В темноте показался огонек и осветил фонарик. На растянутой по стене белой простыне образовалось светлое пятно.

Что-то явится в этих лучах света из выпуклого стекла? Вот выступает слон точно живой, он то увеличивается, то уменьшается, то пройдет вверх головой, то вверх ногами, чего живому слону и не сделать никогда. Проходят китайцы, японцы, индийцы, черные арабы двигаются и дерутся, — как весело было смотреть на это общество и вверх ногами и вверх головой! как весело было смотреть на Карла Ивановича, который представлял их в лицах и говорил за них!

Лев Алексеевич не меньше нас утешается; Иван Алексеевич с обычным хладнокровием и остротой делает замечания. Представление кончается. Вносят свечи. Сенатор передает Саше в полное владение и фейерверк, и волшебный фонарь, и ящичек стекол с разрисованными на них фигурами. Мы идем спать. Иван Алексеевич дает нам на сон грядущий по крымскому яблоку. Сенатор уезжает со двора. В доме — тишина.

Приходят святки. Карл Иванович каждый день придумывал какое-нибудь новое увеселение. На Новый год он устраивает маскарад в большой зале нижнего этажа — зала эта всю зиму была не топлена и заперта. Ее тепло протопили, убрали цветами и транспарантами, осветили люстрами. Вся молодая комнатная прислуга, мужская и женская, закостюмировалась турками, пастушками, маркизами. Придумывали костюм для Саши.
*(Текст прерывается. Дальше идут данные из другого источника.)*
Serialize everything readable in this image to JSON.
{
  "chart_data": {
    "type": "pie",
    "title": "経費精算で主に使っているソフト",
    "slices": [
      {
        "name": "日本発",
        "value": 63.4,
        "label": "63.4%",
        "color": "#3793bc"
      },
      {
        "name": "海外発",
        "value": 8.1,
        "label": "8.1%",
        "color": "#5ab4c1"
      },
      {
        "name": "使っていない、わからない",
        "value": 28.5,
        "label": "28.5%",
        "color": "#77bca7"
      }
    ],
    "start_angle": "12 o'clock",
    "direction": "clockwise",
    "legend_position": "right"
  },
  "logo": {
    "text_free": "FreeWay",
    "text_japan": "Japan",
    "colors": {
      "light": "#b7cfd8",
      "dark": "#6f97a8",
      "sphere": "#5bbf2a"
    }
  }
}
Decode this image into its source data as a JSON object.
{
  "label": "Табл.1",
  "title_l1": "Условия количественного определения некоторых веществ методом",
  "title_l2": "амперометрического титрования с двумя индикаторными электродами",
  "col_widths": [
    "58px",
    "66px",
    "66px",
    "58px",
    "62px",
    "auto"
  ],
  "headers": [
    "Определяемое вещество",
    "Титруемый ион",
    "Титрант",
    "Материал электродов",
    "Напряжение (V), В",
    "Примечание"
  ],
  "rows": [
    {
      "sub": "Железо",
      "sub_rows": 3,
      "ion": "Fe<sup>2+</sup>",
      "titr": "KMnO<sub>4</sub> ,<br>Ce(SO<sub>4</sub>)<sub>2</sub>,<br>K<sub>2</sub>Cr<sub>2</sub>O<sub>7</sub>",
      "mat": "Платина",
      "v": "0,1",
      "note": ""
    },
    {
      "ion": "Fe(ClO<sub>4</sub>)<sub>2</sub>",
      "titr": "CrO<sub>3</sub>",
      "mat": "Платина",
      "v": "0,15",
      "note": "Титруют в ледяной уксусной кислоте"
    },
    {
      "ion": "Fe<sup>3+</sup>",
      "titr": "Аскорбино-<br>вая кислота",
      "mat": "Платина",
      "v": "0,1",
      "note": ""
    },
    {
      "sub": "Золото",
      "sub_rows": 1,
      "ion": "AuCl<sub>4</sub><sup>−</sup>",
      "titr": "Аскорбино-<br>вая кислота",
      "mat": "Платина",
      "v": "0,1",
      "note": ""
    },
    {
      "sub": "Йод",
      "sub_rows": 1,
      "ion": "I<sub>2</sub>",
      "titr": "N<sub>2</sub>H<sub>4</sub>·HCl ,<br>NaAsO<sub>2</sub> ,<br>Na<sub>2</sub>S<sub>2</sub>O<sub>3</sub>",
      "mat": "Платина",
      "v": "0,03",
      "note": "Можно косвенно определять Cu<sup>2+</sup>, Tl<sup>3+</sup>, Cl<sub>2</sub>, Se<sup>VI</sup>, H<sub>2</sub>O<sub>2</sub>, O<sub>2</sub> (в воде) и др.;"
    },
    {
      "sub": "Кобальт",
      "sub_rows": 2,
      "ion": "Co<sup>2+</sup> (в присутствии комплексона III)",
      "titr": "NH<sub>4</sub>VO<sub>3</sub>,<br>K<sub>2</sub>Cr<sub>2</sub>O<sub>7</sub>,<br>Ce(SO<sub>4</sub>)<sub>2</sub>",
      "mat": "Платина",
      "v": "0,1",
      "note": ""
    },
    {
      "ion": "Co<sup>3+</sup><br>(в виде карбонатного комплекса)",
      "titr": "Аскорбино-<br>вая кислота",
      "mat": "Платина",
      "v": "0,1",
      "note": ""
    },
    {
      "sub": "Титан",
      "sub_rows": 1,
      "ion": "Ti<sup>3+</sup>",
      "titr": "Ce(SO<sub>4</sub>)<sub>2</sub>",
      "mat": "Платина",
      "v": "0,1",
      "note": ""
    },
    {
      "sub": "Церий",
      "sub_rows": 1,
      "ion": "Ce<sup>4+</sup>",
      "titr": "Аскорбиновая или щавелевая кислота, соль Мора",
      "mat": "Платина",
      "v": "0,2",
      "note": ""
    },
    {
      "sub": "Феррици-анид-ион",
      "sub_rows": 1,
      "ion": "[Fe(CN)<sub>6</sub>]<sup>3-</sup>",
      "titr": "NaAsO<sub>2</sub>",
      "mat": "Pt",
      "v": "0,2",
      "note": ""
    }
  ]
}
— Оденьте Сашу купидоном, — сказала я, вспомнивши, что когда я училась танцевать в доме наших корчевских соседей, то в торжественные дни устроивали из нас, детей, балеты, в которых мы представляли собою купидонов. Для этой роли надевали на нас планшевого цвета панталонцы, белые коротенькие юбочки и на головы венки из розанов.

Саше предложение мое понравилось. Он настоял, чтобы его одели купидоном, и когда он был совсем готов, в венке, с колчаном и луком за плечами, работы Карла Ивановича, я увидала на уборном столе нитку гранат. Мне показалось, что хорошо бы и гранаты надеть на купидона, и предложила это сделать.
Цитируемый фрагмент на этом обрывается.